I never heard from the Detective. The tactics the Detective was using to reverse the truth of the situation are referred to as 'entrapment.' The District Attorney in my opinion is using him as a pawn since they are upset that their client, Williams may have blown their case by violating the court order. The police have full capability to print out both mine and Williams phone records. Maybe when the police are not hanging out at the local donut shop, they will have the proper time to tap phones, eavesdrop and pull our phone records like the 'big brother' surveillance experts they are. Maybe not. Who needs evidence to actually arrest people when America is apparently becoming like every other third world country. What concerns me is the law has changed so much, who knew that law enforcement can run around arresting people strictly on allegations without any concrete evidence.It seems like the US Constitution got turned into a meltable 'stir stick' to be used in the NYPD's daily coffee mug.
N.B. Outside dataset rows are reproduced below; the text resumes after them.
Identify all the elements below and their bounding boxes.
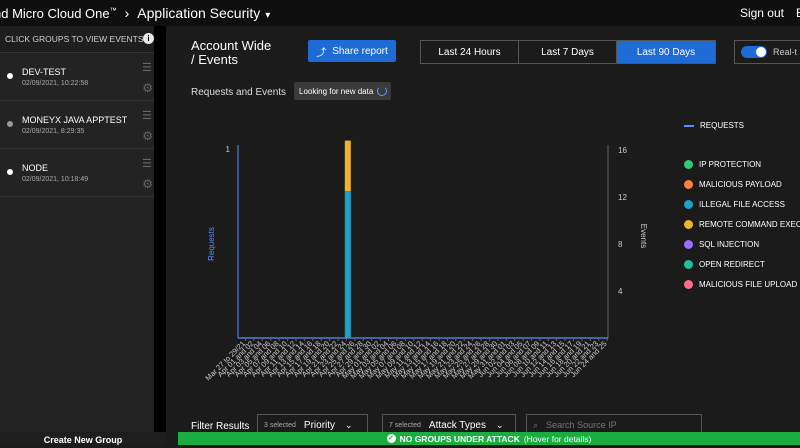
legend-item[interactable]: OPEN REDIRECT bbox=[684, 260, 765, 269]
y-axis-left-label: Requests bbox=[207, 227, 216, 261]
chevron-right-icon: › bbox=[124, 5, 130, 21]
toggle-switch[interactable] bbox=[741, 46, 767, 58]
app-switcher[interactable]: Application Security ▾ bbox=[137, 5, 270, 21]
group-time: 02/09/2021, 10:22:58 bbox=[22, 80, 89, 87]
legend-label: REMOTE COMMAND EXECU bbox=[699, 220, 800, 229]
spinner-icon bbox=[377, 86, 388, 96]
legend-item[interactable]: ILLEGAL FILE ACCESS bbox=[684, 200, 785, 209]
filter-label: Filter Results bbox=[191, 421, 250, 432]
loading-badge: Looking for new data bbox=[294, 82, 392, 100]
search-icon: ⌕ bbox=[533, 419, 539, 430]
legend-label: ILLEGAL FILE ACCESS bbox=[699, 200, 785, 209]
legend-line-swatch bbox=[684, 124, 694, 127]
share-report-button[interactable]: ⤴ Share report bbox=[308, 40, 396, 62]
group-item-node[interactable]: NODE 02/09/2021, 10:18:49 ☰ ⚙ bbox=[0, 149, 154, 197]
group-item-dev-test[interactable]: DEV-TEST 02/09/2021, 10:22:58 ☰ ⚙ bbox=[0, 53, 154, 101]
group-status-dot bbox=[7, 169, 13, 175]
legend-dot-swatch bbox=[684, 240, 693, 249]
top-bar: nd Micro Cloud One™ › Application Securi… bbox=[0, 0, 800, 26]
page-title: Account Wide / Events bbox=[191, 38, 272, 67]
chart-subtitle: Requests and Events bbox=[191, 87, 287, 98]
legend-dot-swatch bbox=[684, 180, 693, 189]
group-status-dot bbox=[7, 73, 13, 79]
attack-status-bar[interactable]: ✓ NO GROUPS UNDER ATTACK (Hover for deta… bbox=[178, 432, 800, 445]
range-last-90-days[interactable]: Last 90 Days bbox=[617, 41, 715, 63]
legend-label: SQL INJECTION bbox=[699, 240, 760, 249]
chevron-down-icon: ⌄ bbox=[496, 419, 504, 430]
right-tick-label: 4 bbox=[618, 287, 623, 296]
group-name: DEV-TEST bbox=[22, 67, 67, 77]
legend-label: IP PROTECTION bbox=[699, 160, 762, 169]
create-group-button[interactable]: Create New Group bbox=[0, 432, 166, 445]
legend-label: MALICIOUS FILE UPLOAD bbox=[699, 280, 798, 289]
legend-label: REQUESTS bbox=[700, 121, 745, 130]
group-status-dot bbox=[7, 121, 13, 127]
legend-item[interactable]: IP PROTECTION bbox=[684, 160, 761, 169]
time-range-selector: Last 24 Hours Last 7 Days Last 90 Days bbox=[420, 40, 716, 64]
y-axis-right-label: Events bbox=[639, 224, 648, 248]
right-tick-label: 12 bbox=[618, 193, 627, 202]
right-tick-label: 16 bbox=[618, 146, 627, 155]
legend-dot-swatch bbox=[684, 200, 693, 209]
right-tick-label: 8 bbox=[618, 240, 623, 249]
topbar-extra-link[interactable]: E bbox=[796, 6, 800, 20]
group-name: NODE bbox=[22, 163, 49, 173]
legend-item[interactable]: MALICIOUS FILE UPLOAD bbox=[684, 280, 797, 289]
main-panel: Account Wide / Events ⤴ Share report Las… bbox=[178, 26, 800, 445]
legend-dot-swatch bbox=[684, 280, 693, 289]
menu-icon[interactable]: ☰ bbox=[142, 61, 152, 74]
brand-name: nd Micro Cloud One™ bbox=[0, 5, 117, 21]
sidebar-header: CLICK GROUPS TO VIEW EVENTS i bbox=[0, 26, 154, 53]
check-circle-icon: ✓ bbox=[386, 434, 396, 443]
legend-item[interactable]: MALICIOUS PAYLOAD bbox=[684, 180, 782, 189]
menu-icon[interactable]: ☰ bbox=[142, 109, 152, 122]
legend-item[interactable]: REQUESTS bbox=[684, 121, 744, 130]
group-item-moneyx-java-apptest[interactable]: MONEYX JAVA APPTEST 02/09/2021, 8:29:35 … bbox=[0, 101, 154, 149]
legend-label: OPEN REDIRECT bbox=[699, 260, 765, 269]
search-input[interactable] bbox=[546, 420, 687, 430]
legend-label: MALICIOUS PAYLOAD bbox=[699, 180, 782, 189]
legend-dot-swatch bbox=[684, 160, 693, 169]
range-last-7-days[interactable]: Last 7 Days bbox=[519, 41, 617, 63]
sidebar: CLICK GROUPS TO VIEW EVENTS i DEV-TEST 0… bbox=[0, 26, 166, 445]
group-name: MONEYX JAVA APPTEST bbox=[22, 115, 128, 125]
range-last-24-hours[interactable]: Last 24 Hours bbox=[421, 41, 519, 63]
gear-icon[interactable]: ⚙ bbox=[142, 81, 153, 95]
legend-item[interactable]: REMOTE COMMAND EXECU bbox=[684, 220, 800, 229]
chevron-down-icon: ▾ bbox=[265, 10, 271, 21]
share-icon: ⤴ bbox=[316, 47, 327, 59]
group-time: 02/09/2021, 10:18:49 bbox=[22, 176, 89, 183]
bar-remote-command-execu bbox=[344, 140, 351, 192]
bar-illegal-file-access bbox=[344, 191, 351, 338]
sidebar-header-text: CLICK GROUPS TO VIEW EVENTS bbox=[5, 34, 144, 44]
realtime-toggle[interactable]: Real-t bbox=[734, 40, 800, 64]
legend-item[interactable]: SQL INJECTION bbox=[684, 240, 759, 249]
legend-dot-swatch bbox=[684, 220, 693, 229]
chevron-down-icon: ⌄ bbox=[345, 419, 353, 430]
menu-icon[interactable]: ☰ bbox=[142, 157, 152, 170]
gear-icon[interactable]: ⚙ bbox=[142, 177, 153, 191]
signout-link[interactable]: Sign out bbox=[740, 6, 784, 20]
group-time: 02/09/2021, 8:29:35 bbox=[22, 128, 85, 135]
left-tick-label: 1 bbox=[226, 145, 231, 154]
legend-dot-swatch bbox=[684, 260, 693, 269]
info-icon[interactable]: i bbox=[143, 33, 154, 44]
gear-icon[interactable]: ⚙ bbox=[142, 129, 153, 143]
Every day, a little more of the Constitution and Bill of Rights melts away into the new police state and slowly gets swallowed up by more and more corruption.
On Friday my attorney spoke with Detective Cipolli, and I have been advised that in regards to these text messages, sent BEFORE a court order was ever put into place, that I need to willingly bring myself downtown on Tuesday to be arrested on false charges = equal a false arrest.
The current justice system needs a overhaul. Arrests made on allegations without evidence are unlawful & unjust.